While some like to get their taxes filed as soon as possible, in order to get their refund as quickly as they can, they might have to wait a bit longer. The uncertainty over the “fiscal cliff” negotiations in Washington pushed back the date the Internal Revenue Service started processing returns to Jan.30, when it had typically been Jan. 17.

Robertson said this was because the IRS was awaiting word on whether the American Opportunity and Lifelong Learning credits were going to expire.

Though the credits, which can lead to thousands in tax credits, ended up being extended until 2017, some might have to wait several weeks longer to get their refunds, Robertson said. In past years, the IRS typically got taxpayers their refunds within eight to 15 days after filing, but now that can be pushed back.

“While some people will have refunds in by Valentine’s Day, it will be a little bit later in February or possibly in March before they all are accepted,” he said.

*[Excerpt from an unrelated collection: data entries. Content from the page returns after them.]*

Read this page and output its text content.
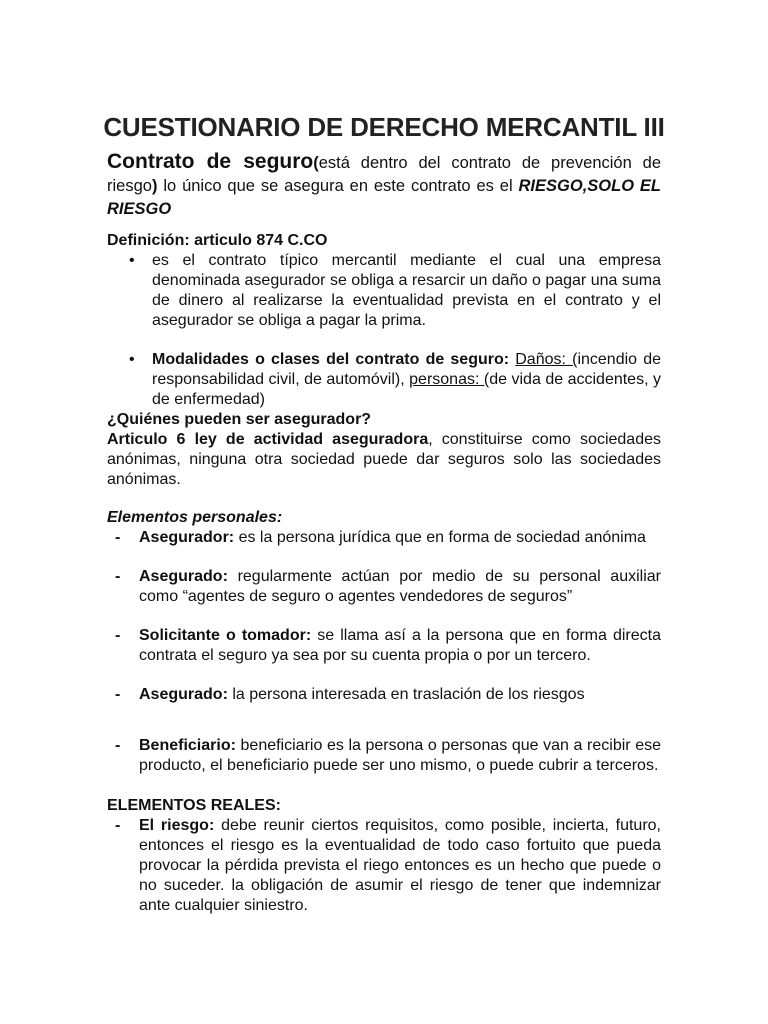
CUESTIONARIO DE DERECHO MERCANTIL III

Contrato de seguro(está dentro del contrato de prevención de riesgo) lo único que se asegura en este contrato es el RIESGO,SOLO EL RIESGO

Definición: articulo 874 C.CO
• es el contrato típico mercantil mediante el cual una empresa denominada asegurador se obliga a resarcir un daño o pagar una suma de dinero al realizarse la eventualidad prevista en el contrato y el asegurador se obliga a pagar la prima.
• Modalidades o clases del contrato de seguro: Daños: (incendio de responsabilidad civil, de automóvil), personas: (de vida de accidentes, y de enfermedad)
¿Quiénes pueden ser asegurador?

Articulo 6 ley de actividad aseguradora, constituirse como sociedades anónimas, ninguna otra sociedad puede dar seguros solo las sociedades anónimas.

Elementos personales:
- Asegurador: es la persona jurídica que en forma de sociedad anónima
- Asegurado: regularmente actúan por medio de su personal auxiliar como “agentes de seguro o agentes vendedores de seguros”
- Solicitante o tomador: se llama así a la persona que en forma directa contrata el seguro ya sea por su cuenta propia o por un tercero.
- Asegurado: la persona interesada en traslación de los riesgos
- Beneficiario: beneficiario es la persona o personas que van a recibir ese producto, el beneficiario puede ser uno mismo, o puede cubrir a terceros.
ELEMENTOS REALES:
- El riesgo: debe reunir ciertos requisitos, como posible, incierta, futuro, entonces el riesgo es la eventualidad de todo caso fortuito que pueda provocar la pérdida prevista el riego entonces es un hecho que puede o no suceder. la obligación de asumir el riesgo de tener que indemnizar ante cualquier siniestro.
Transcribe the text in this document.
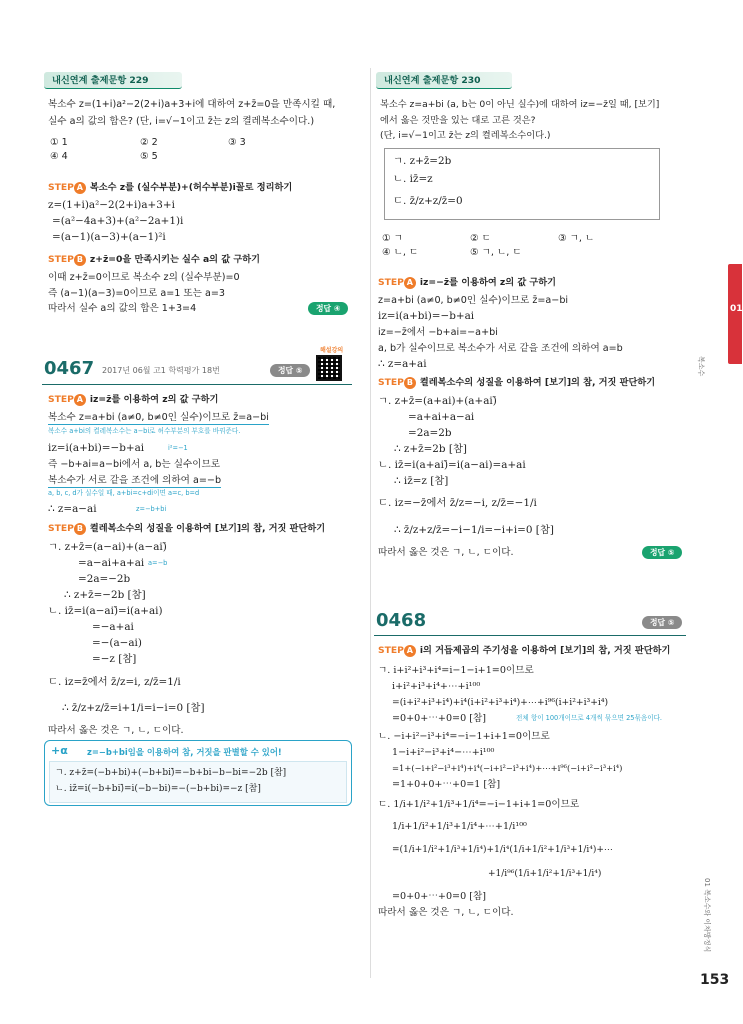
내신연계 출제문항 229
복소수 z=(1+i)a²−2(2+i)a+3+i에 대하여 z+z̄=0을 만족시킬 때,
실수 a의 값의 합은? (단, i=√−1이고 z̄는 z의 켤레복소수이다.)
① 1	② 2	③ 3
④ 4	⑤ 5
STEP A 복소수 z를 (실수부분)+(허수부분)i꼴로 정리하기
z=(1+i)a²−2(2+i)a+3+i
=(a²−4a+3)+(a²−2a+1)i
=(a−1)(a−3)+(a−1)²i
STEP B z+z̄=0을 만족시키는 실수 a의 값 구하기
이때 z+z̄=0이므로 복소수 z의 (실수부분)=0
즉 (a−1)(a−3)=0이므로 a=1 또는 a=3
따라서 실수 a의 값의 합은 1+3=4	정답 ④
0467 2017년 06월 고1 학력평가 18번	정답 ⑤
해설강의
STEP A iz=z̄를 이용하여 z의 값 구하기
복소수 z=a+bi (a≠0, b≠0인 실수)이므로 z̄=a−bi
복소수 a+bi의 켤레복소수는 a−bi로 허수부분의 부호를 바꿔준다.
iz=i(a+bi)=−b+ai	i²=−1
즉 −b+ai=a−bi에서 a, b는 실수이므로
복소수가 서로 같을 조건에 의하여 a=−b
a, b, c, d가 실수일 때, a+bi=c+di이면 a=c, b=d
∴ z=a−ai	z=−b+bi
STEP B 켤레복소수의 성질을 이용하여 [보기]의 참, 거짓 판단하기
ㄱ. z+z̄=(a−ai)+(a−ai)̄
=a−ai+a+ai a=−b
=2a=−2b
∴ z+z̄=−2b [참]
ㄴ. iz̄=i(a−ai)̄=i(a+ai)
=−a+ai
=−(a−ai)
=−z [참]
ㄷ. iz=z̄에서 z̄/z=i, z/z̄=1/i
∴ z̄/z+z/z̄=i+1/i=i−i=0 [참]
따라서 옳은 것은 ㄱ, ㄴ, ㄷ이다.
+α z=−b+bi임을 이용하여 참, 거짓을 판별할 수 있어!
ㄱ. z+z̄=(−b+bi)+(−b+bi)̄=−b+bi−b−bi=−2b [참]
ㄴ. iz̄=i(−b+bi)̄=i(−b−bi)=−(−b+bi)=−z [참]
내신연계 출제문항 230
복소수 z=a+bi (a, b는 0이 아닌 실수)에 대하여 iz=−z̄일 때, [보기]
에서 옳은 것만을 있는 대로 고른 것은?
(단, i=√−1이고 z̄는 z의 켤레복소수이다.)
ㄱ. z+z̄=2b
ㄴ. iz̄=z
ㄷ. z̄/z+z/z̄=0
① ㄱ	② ㄷ	③ ㄱ, ㄴ
④ ㄴ, ㄷ	⑤ ㄱ, ㄴ, ㄷ
STEP A iz=−z̄를 이용하여 z의 값 구하기
z=a+bi (a≠0, b≠0인 실수)이므로 z̄=a−bi
iz=i(a+bi)=−b+ai
iz=−z̄에서 −b+ai=−a+bi
a, b가 실수이므로 복소수가 서로 같을 조건에 의하여 a=b
∴ z=a+ai
STEP B 켤레복소수의 성질을 이용하여 [보기]의 참, 거짓 판단하기
ㄱ. z+z̄=(a+ai)+(a+ai)̄
=a+ai+a−ai
=2a=2b
∴ z+z̄=2b [참]
ㄴ. iz̄=i(a+ai)̄=i(a−ai)=a+ai
∴ iz̄=z [참]
ㄷ. iz=−z̄에서 z̄/z=−i, z/z̄=−1/i
∴ z̄/z+z/z̄=−i−1/i=−i+i=0 [참]
따라서 옳은 것은 ㄱ, ㄴ, ㄷ이다.	정답 ⑤
0468	정답 ⑤
STEP A i의 거듭제곱의 주기성을 이용하여 [보기]의 참, 거짓 판단하기
ㄱ. i+i²+i³+i⁴=i−1−i+1=0이므로
i+i²+i³+i⁴+⋯+i¹⁰⁰
=(i+i²+i³+i⁴)+i⁴(i+i²+i³+i⁴)+⋯+i⁹⁶(i+i²+i³+i⁴)
=0+0+⋯+0=0 [참]	전체 항이 100개이므로 4개씩 묶으면 25묶음이다.
ㄴ. −i+i²−i³+i⁴=−i−1+i+1=0이므로
1−i+i²−i³+i⁴−⋯+i¹⁰⁰
=1+(−i+i²−i³+i⁴)+i⁴(−i+i²−i³+i⁴)+⋯+i⁹⁶(−i+i²−i³+i⁴)
=1+0+0+⋯+0=1 [참]
ㄷ. 1/i+1/i²+1/i³+1/i⁴=−i−1+i+1=0이므로
1/i+1/i²+1/i³+1/i⁴+⋯+1/i¹⁰⁰
=(1/i+1/i²+1/i³+1/i⁴)+1/i⁴(1/i+1/i²+1/i³+1/i⁴)+⋯
+1/i⁹⁶(1/i+1/i²+1/i³+1/i⁴)
=0+0+⋯+0=0 [참]
따라서 옳은 것은 ㄱ, ㄴ, ㄷ이다.
01
복소수
01 복소수와 이차방정식
153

With the Affordable Health Care Act scheduled to go into effect in 2014, Robertson said another wrinkle in this year’s tax time is that taxpayers can find out this year how much of a penalty or tax they would be required to pay if they opt not to have health insurance. This is because Obamacare will use their 2012 baseline tax returns to determine their level of subsidy.

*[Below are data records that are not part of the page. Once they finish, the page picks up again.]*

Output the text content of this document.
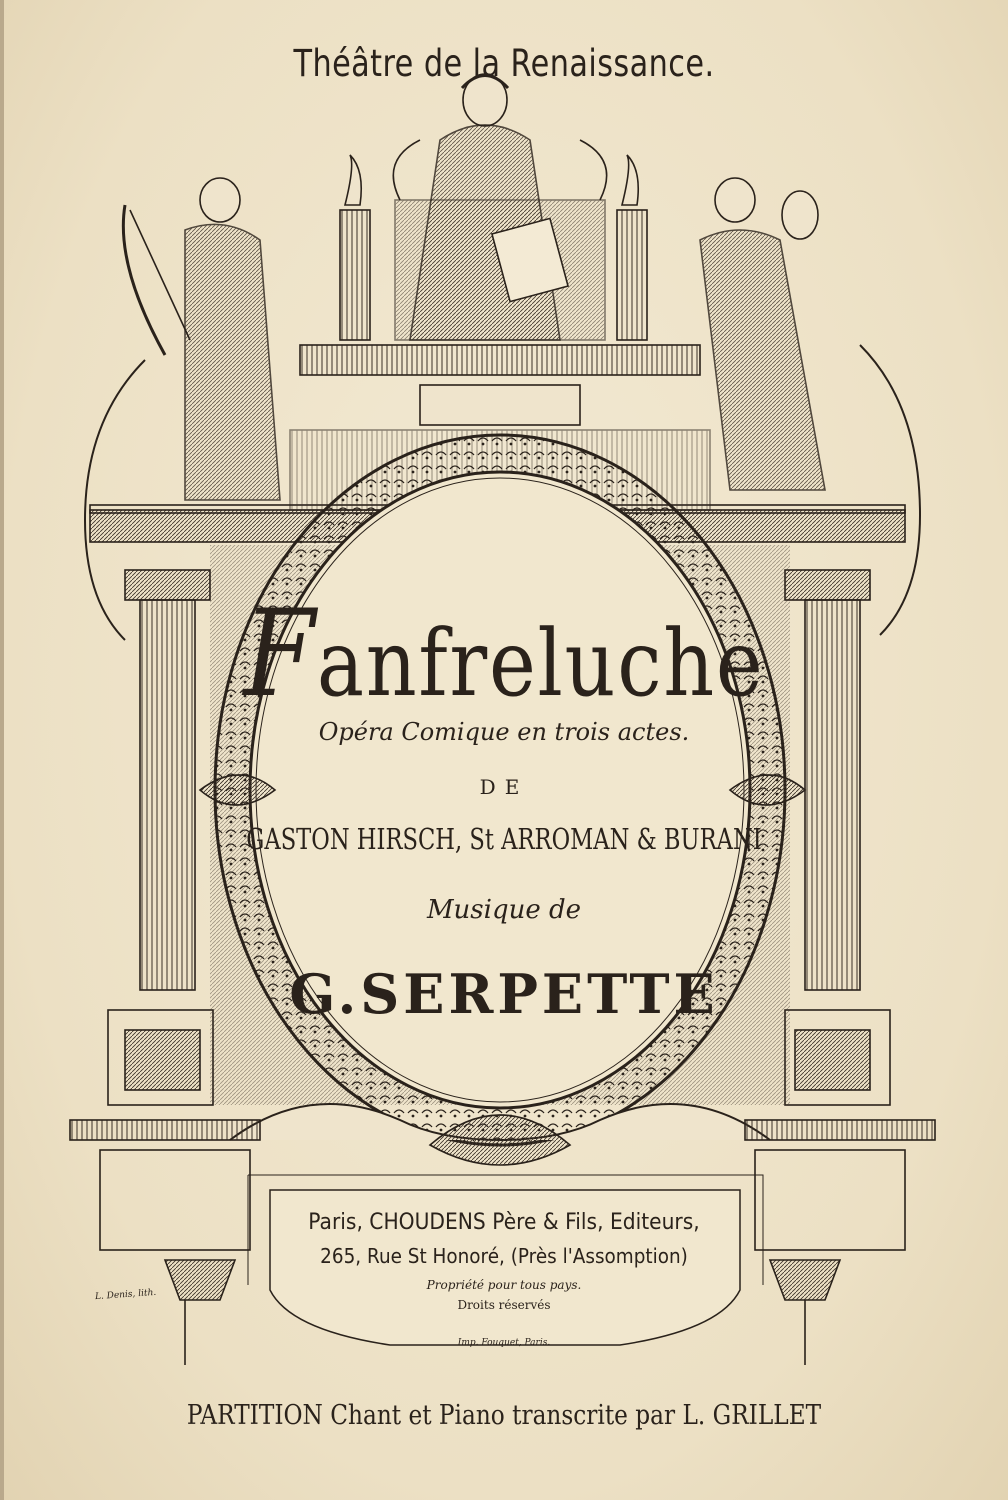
Théâtre de la Renaissance.
Fanfreluche
Opéra Comique en trois actes.
DE
GASTON HIRSCH, St ARROMAN & BURANI
Musique de
G.SERPETTE
Paris, CHOUDENS Père & Fils, Editeurs,
265, Rue St Honoré, (Près l'Assomption)
Propriété pour tous pays.
Droits réservés
Imp. Fouquet, Paris.
L. Denis, lith.
PARTITION Chant et Piano transcrite par L. GRILLET
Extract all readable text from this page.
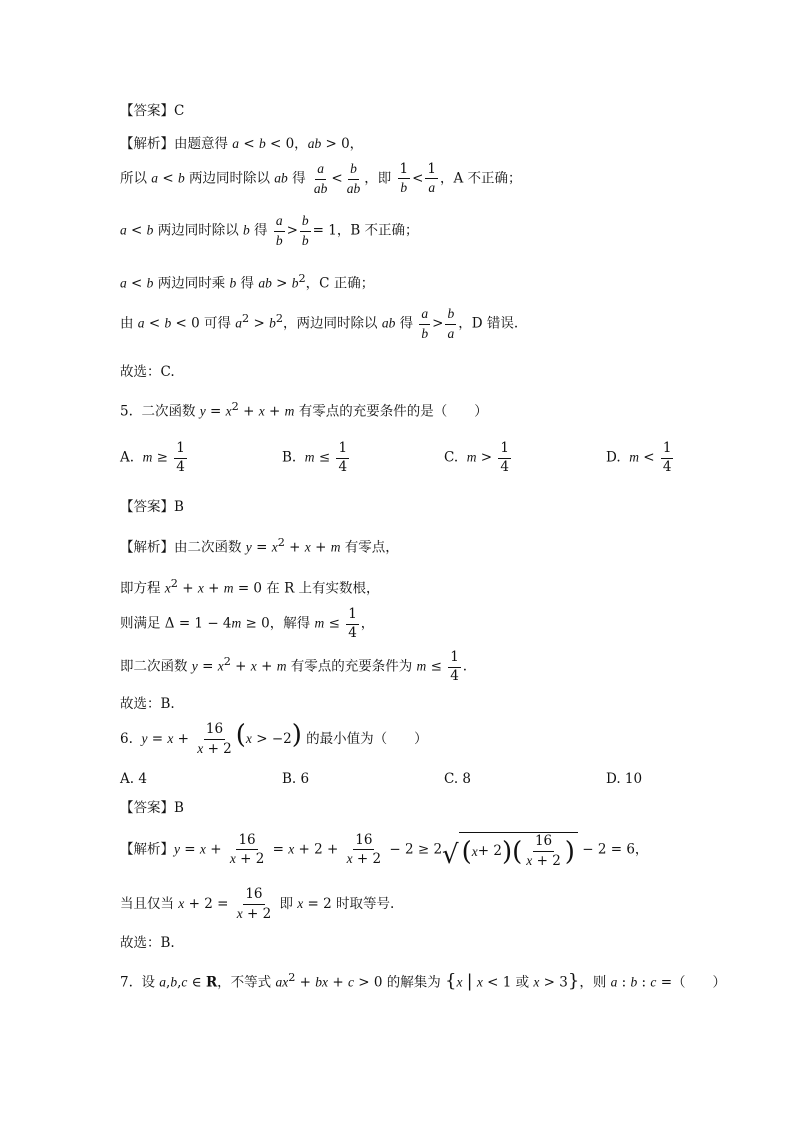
【答案】C
【解析】由题意得 a < b < 0，ab > 0，
所以 a < b 两边同时除以 ab 得 $\frac{a}{ab} < \frac{b}{ab}$ ，即 $\frac{1}{b} < \frac{1}{a}$ ，A 不正确；
a < b 两边同时除以 b 得 $\frac{a}{b} > \frac{b}{b} = 1$，B 不正确；
a < b 两边同时乘 b 得 ab > $b^2$，C 正确；
由 a < b < 0 可得 $a^2 > b^2$，两边同时除以 ab 得 $\frac{a}{b} > \frac{b}{a}$ ，D 错误.
故选：C.
5.  二次函数 $y = x^2 + x + m$ 有零点的充要条件的是（　　）
A.  $m \ge \frac{1}{4}$	B.  $m \le \frac{1}{4}$	C.  $m > \frac{1}{4}$	D.  $m < \frac{1}{4}$
【答案】B
【解析】由二次函数 $y = x^2 + x + m$ 有零点，
即方程 $x^2 + x + m = 0$ 在 R 上有实数根，
则满足 Δ = 1 − 4m ≥ 0，解得 $m \le \frac{1}{4}$ ，
即二次函数 $y = x^2 + x + m$ 有零点的充要条件为 $m \le \frac{1}{4}$ .
故选：B.
6.  $y = x + \frac{16}{x + 2} (x > -2)$ 的最小值为（　　）
A. 4	B. 6	C. 8	D. 10
【答案】B
【解析】$y = x + \frac{16}{x + 2} = x + 2 + \frac{16}{x + 2} - 2 \ge 2$ √ ( x + 2 ) ( $\frac{16}{x + 2}$ ) − 2 = 6，
当且仅当 $x + 2 = \frac{16}{x + 2}$ 即 x = 2 时取等号.
故选：B.
7.  设 a,b,c ∈ R，不等式 $ax^2$ + bx + c > 0 的解集为 {x | x < 1 或 x > 3}，则 a : b : c =（　　）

Shirley Osborne Vanderbilt, accountant with the Osborne CPA firm in Smyrna, said she regularly educates clients to make sure they are saving enough money to retire.

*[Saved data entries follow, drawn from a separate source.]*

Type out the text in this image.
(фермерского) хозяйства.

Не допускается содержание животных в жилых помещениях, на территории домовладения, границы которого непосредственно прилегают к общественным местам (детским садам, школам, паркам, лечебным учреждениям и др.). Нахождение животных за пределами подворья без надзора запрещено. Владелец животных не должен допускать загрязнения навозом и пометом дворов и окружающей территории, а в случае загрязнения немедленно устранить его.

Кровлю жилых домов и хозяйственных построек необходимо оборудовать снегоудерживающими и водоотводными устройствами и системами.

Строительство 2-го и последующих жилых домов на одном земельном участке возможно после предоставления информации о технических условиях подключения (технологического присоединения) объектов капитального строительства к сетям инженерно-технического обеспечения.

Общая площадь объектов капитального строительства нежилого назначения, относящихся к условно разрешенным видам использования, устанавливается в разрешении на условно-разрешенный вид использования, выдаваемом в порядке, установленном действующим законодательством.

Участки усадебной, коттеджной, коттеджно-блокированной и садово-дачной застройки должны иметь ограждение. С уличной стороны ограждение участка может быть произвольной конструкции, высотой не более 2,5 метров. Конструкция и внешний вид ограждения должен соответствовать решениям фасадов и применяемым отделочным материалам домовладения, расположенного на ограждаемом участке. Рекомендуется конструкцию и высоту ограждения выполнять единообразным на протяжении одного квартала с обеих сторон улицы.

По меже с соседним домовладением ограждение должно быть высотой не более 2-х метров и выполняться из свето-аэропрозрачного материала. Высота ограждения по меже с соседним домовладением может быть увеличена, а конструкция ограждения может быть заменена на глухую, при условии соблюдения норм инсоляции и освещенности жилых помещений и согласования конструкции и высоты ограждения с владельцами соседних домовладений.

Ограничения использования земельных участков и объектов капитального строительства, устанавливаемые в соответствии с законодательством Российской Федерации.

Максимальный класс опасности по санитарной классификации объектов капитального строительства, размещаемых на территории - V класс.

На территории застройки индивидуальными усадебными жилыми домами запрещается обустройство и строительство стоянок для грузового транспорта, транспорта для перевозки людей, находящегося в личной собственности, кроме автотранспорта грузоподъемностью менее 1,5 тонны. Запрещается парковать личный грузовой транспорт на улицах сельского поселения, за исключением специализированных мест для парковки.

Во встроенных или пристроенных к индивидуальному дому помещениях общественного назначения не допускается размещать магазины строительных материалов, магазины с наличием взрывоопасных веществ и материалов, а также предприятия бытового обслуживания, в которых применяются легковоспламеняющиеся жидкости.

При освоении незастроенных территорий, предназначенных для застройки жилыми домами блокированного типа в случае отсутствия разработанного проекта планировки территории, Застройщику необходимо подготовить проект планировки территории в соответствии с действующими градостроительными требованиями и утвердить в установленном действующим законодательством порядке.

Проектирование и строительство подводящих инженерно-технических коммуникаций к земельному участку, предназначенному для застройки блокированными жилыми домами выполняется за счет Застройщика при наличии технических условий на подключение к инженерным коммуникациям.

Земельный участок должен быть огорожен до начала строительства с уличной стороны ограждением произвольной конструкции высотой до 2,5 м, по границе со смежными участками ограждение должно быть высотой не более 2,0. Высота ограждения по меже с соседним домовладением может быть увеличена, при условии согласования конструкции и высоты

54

“They always tell you, basically, you need a million dollars to retire,” she said. “We actually see where they are and how they are on the spreadsheet.”

Some who have retirement plans might be tempted to crack into them early, but preparers say they should be careful. Robertson advises anyone who takes money from a 401k or Individual Retirement Account before they reach age 59 1/2 to make sure they speak with professional first. Up to half the money they take out could end up going to pay taxes on it.

“That still may be a good decision if it is to keep them from foreclosure or bankruptcy, but they need to check first with a tax preparer,” he said.

Vanderbilt said many of her clients who were forced to get extensions from the IRS in 2012 are already filing.

“They don’t want the IRS on their case, they want to make sure they get through with it early,” she said.

In general, Robertson said the earlier you file, the better off you will be.

“That way, if there’s any missing information that can help them (with their return), you have time to find it,” he said.